The House committees on the Judiciary and Oversight announced Tuesday that Strzok will take questions at a July 10 joint hearing.

The committees are expecting intense media interest in the hearing, where fireworks between the former senior FBI counterintelligence official and Republican lawmakers are all but guaranteed. Strzok became a favorite punching bag of the right last year after the discovery of anti-Trump text messages sent between him and his then-girlfriend, former FBI lawyer Lisa Page.

Both Strzok and Page were involved with both the Hillary Clinton email probe and Special Counsel Robert Mueller’s investigation into Russia’s election interference. Though Page was removed from the Mueller probe as soon as the texts were discovered, some congressional Republicans have taken the messages—one of which included a pledge to “stop” Trump from winning the election—as proof that FBI leadership is hopelessly biased against the President.

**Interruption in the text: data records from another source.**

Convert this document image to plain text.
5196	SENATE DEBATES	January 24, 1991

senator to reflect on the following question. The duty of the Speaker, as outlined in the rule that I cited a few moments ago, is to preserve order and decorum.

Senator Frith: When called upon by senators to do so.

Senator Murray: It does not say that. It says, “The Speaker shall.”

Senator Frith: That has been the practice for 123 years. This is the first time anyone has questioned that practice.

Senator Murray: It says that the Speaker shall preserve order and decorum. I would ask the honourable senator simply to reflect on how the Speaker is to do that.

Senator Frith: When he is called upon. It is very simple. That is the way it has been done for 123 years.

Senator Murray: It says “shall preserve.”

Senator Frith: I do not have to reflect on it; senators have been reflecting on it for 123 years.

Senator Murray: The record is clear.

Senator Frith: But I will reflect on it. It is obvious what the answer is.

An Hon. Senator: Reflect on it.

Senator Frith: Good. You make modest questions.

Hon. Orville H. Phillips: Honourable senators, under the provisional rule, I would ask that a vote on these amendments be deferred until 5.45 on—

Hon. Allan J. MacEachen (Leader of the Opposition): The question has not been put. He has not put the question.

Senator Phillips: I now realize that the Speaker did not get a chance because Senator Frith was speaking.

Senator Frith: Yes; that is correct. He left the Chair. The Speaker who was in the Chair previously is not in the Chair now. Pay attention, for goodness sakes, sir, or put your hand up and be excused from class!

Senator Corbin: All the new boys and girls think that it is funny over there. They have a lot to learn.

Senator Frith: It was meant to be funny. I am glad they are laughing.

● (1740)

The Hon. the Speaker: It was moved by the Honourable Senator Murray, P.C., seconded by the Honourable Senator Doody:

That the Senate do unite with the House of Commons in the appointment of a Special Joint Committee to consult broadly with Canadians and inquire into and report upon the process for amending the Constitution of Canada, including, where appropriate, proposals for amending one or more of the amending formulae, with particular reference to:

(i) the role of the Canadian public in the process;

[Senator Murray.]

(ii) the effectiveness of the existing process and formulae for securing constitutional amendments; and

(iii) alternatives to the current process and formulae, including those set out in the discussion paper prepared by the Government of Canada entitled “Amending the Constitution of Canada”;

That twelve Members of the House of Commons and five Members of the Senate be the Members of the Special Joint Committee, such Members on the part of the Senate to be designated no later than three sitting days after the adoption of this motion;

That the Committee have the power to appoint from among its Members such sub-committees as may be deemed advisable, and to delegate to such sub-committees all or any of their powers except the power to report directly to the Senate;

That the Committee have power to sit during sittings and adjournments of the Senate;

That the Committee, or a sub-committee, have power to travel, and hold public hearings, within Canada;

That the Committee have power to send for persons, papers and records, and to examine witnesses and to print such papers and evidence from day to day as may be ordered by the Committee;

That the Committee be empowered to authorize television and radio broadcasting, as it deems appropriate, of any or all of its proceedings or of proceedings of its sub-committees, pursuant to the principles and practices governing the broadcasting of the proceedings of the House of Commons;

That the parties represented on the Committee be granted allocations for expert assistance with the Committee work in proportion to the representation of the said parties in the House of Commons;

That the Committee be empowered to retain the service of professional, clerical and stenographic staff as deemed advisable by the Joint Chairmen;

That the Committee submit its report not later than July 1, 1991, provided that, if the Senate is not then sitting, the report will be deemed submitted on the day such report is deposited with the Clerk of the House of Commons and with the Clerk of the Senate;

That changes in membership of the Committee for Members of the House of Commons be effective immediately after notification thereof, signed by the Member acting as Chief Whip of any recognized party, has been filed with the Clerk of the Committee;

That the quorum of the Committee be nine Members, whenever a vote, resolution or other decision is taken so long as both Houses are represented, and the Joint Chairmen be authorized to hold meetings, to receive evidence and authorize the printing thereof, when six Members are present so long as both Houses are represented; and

The conduct of the two officials was examined at length by the Justice Department Inspector General Michael Horowitz in a report released last month. Horowitz concluded that they displayed clear bias against Trump, but that their personal feelings did not interfere with the work they performed on the two investigations.

Congressional Republicans heaped scorn on that assessment, while Trump said the report completely vindicated his claims that the Russia investigation was a “witch hunt.”

In an 11-hour, closed-door marathon interview to the joint committees last week, Strzok insisted that he did not intend to act on any of the “intimate” comments he made to Page.